Remove any foreign objects: In some cases, foreign objects, such as surgical plates or screws placed during a previous surgery, may have to be removed.
Amputate the limb: As a last resort, surgeons may amputate the affected limb to stop the infection from spreading further.
Hyperbaric oxygen therapy
In people with very difficult-to-treat osteomyelitis, hyperbaric oxygen therapy may help get more oxygen to the bone and promote healing. Hyperbaric oxygen therapy is a means of delivering more oxygen than is normally available in the atmosphere. This is done using a pressure chamber that resembles a large, clear tube.
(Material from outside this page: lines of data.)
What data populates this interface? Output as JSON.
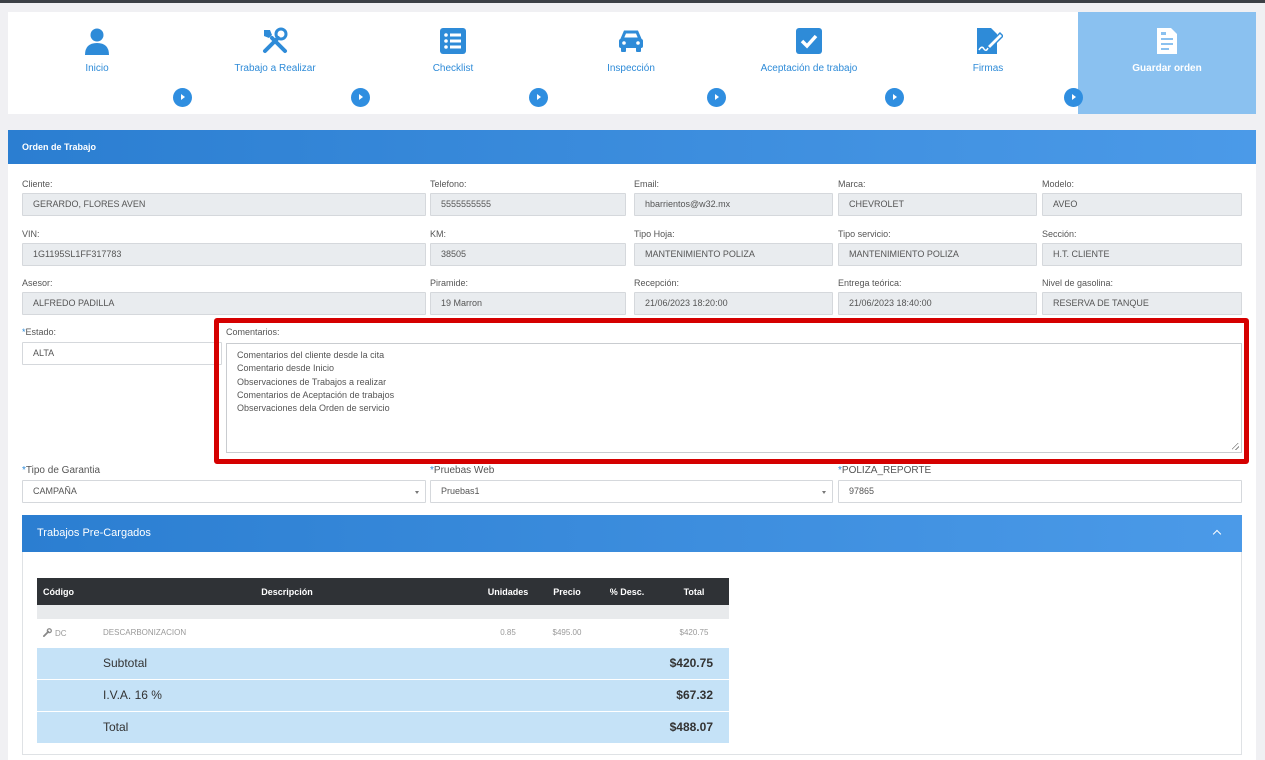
{
  "wizard": {
    "steps": [
      {
        "label": "Inicio",
        "icon": "user-icon"
      },
      {
        "label": "Trabajo a Realizar",
        "icon": "tools-icon"
      },
      {
        "label": "Checklist",
        "icon": "checklist-icon"
      },
      {
        "label": "Inspección",
        "icon": "car-icon"
      },
      {
        "label": "Aceptación de trabajo",
        "icon": "checkbox-icon"
      },
      {
        "label": "Firmas",
        "icon": "signature-icon"
      },
      {
        "label": "Guardar orden",
        "icon": "save-document-icon"
      }
    ]
  },
  "order": {
    "title": "Orden de Trabajo",
    "fields": {
      "cliente": {
        "label": "Cliente:",
        "value": "GERARDO, FLORES AVEN"
      },
      "telefono": {
        "label": "Telefono:",
        "value": "5555555555"
      },
      "email": {
        "label": "Email:",
        "value": "hbarrientos@w32.mx"
      },
      "marca": {
        "label": "Marca:",
        "value": "CHEVROLET"
      },
      "modelo": {
        "label": "Modelo:",
        "value": "AVEO"
      },
      "vin": {
        "label": "VIN:",
        "value": "1G1195SL1FF317783"
      },
      "km": {
        "label": "KM:",
        "value": "38505"
      },
      "tipo_hoja": {
        "label": "Tipo Hoja:",
        "value": "MANTENIMIENTO POLIZA"
      },
      "tipo_servicio": {
        "label": "Tipo servicio:",
        "value": "MANTENIMIENTO POLIZA"
      },
      "seccion": {
        "label": "Sección:",
        "value": "H.T. CLIENTE"
      },
      "asesor": {
        "label": "Asesor:",
        "value": "ALFREDO PADILLA"
      },
      "piramide": {
        "label": "Piramide:",
        "value": "19 Marron"
      },
      "recepcion": {
        "label": "Recepción:",
        "value": "21/06/2023 18:20:00"
      },
      "entrega": {
        "label": "Entrega teórica:",
        "value": "21/06/2023 18:40:00"
      },
      "gasolina": {
        "label": "Nivel de gasolina:",
        "value": "RESERVA DE TANQUE"
      },
      "estado": {
        "label": "Estado:",
        "value": "ALTA"
      },
      "tipo_garantia": {
        "label": "Tipo de Garantia",
        "value": "CAMPAÑA"
      },
      "pruebas_web": {
        "label": "Pruebas Web",
        "value": "Pruebas1"
      },
      "poliza_reporte": {
        "label": "POLIZA_REPORTE",
        "value": "97865"
      }
    },
    "required_mark": "*",
    "comentarios": {
      "label": "Comentarios:",
      "lines": [
        "Comentarios del cliente desde la cita",
        "Comentario desde Inicio",
        "Observaciones de Trabajos a realizar",
        "Comentarios de Aceptación de trabajos",
        "Observaciones dela Orden de servicio"
      ]
    }
  },
  "jobs_panel": {
    "title": "Trabajos Pre-Cargados",
    "columns": [
      "Código",
      "Descripción",
      "Unidades",
      "Precio",
      "% Desc.",
      "Total"
    ],
    "rows": [
      {
        "codigo": "DC",
        "descripcion": "DESCARBONIZACION",
        "unidades": "0.85",
        "precio": "$495.00",
        "desc": "",
        "total": "$420.75"
      }
    ],
    "summary": {
      "subtotal_label": "Subtotal",
      "subtotal": "$420.75",
      "iva_label": "I.V.A. 16 %",
      "iva": "$67.32",
      "total_label": "Total",
      "total": "$488.07"
    }
  },
  "colors": {
    "accent": "#2e8bd8",
    "highlight": "#d50000",
    "active_step": "#8ac1f0"
  }
}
An expert said antibiotics, alone, are rarely curative. Treatment consists of surgical debridement (removal) of infected and non-viable bone, high dose local antimicrobial therapy via antibiotic beads, intravenous antibiotics and soft tissue reconstruction as needed. Bon reconstruction is indicated in cases requiring complete removal of a section of structural bone.
“With proper treatment, even the most longstanding cases of bone infection can be cured and the patient’s quality of life can be substantially improved or returned to normal. Because of the complex nature of this area of orthopedics, choosing a surgeon who has vast experience treating bone infections is extremely important,” added an expert.
Prevention and home remedies
The best way to prevent osteomyelitis, according to Adejimi, is to keep things clean. If you or your child has a cut, especially a deep cut, wash it completely. He said: “Flush out any open wound running water for five minutes, then, bandage it in sterile bandages.”
While urging people with the infection to seek medical attention as soon as possible, he noted that the sooner you treat osteomyelitis, the better.
For acute osteomyelitis, he said early treatment prevents the condition from becoming a chronic problem that requires ongoing treatment.
“If you have been told that you have an increased risk of infection, talk to your doctor about ways to prevent infections from occurring. Reducing your risk of infection will also reduce your risk of developing osteomyelitis. In general, take precautions to avoid cuts and scrapes, which give germs easy access to your body. If you do get any cuts and scrapes, clean the area immediately and apply a clean bandage. Check wounds frequently for signs of infection,” he said.
Bone infection complications may include:
Bone death (osteonecrosis): An infection in your bone can impede blood circulation within the bone, leading to bone death. Your bone can heal after surgery to remove small sections of dead bone. If a large section of your bone has died, however, you may need to have that limb amputated to prevent spread of the infection.
Septic arthritis: In some cases, infection within bones can spread into a nearby joint.
Impaired growth: In children, the most common location for osteomyelitis is in the softer areas, called growth plates, at either end of the long bones of the arms and legs. Normal growth may be interrupted in infected bones.
Skin cancer: If your osteomyelitis has resulted in an open sore that is draining pus, the surrounding skin is at higher risk of developing squamous cell cancer.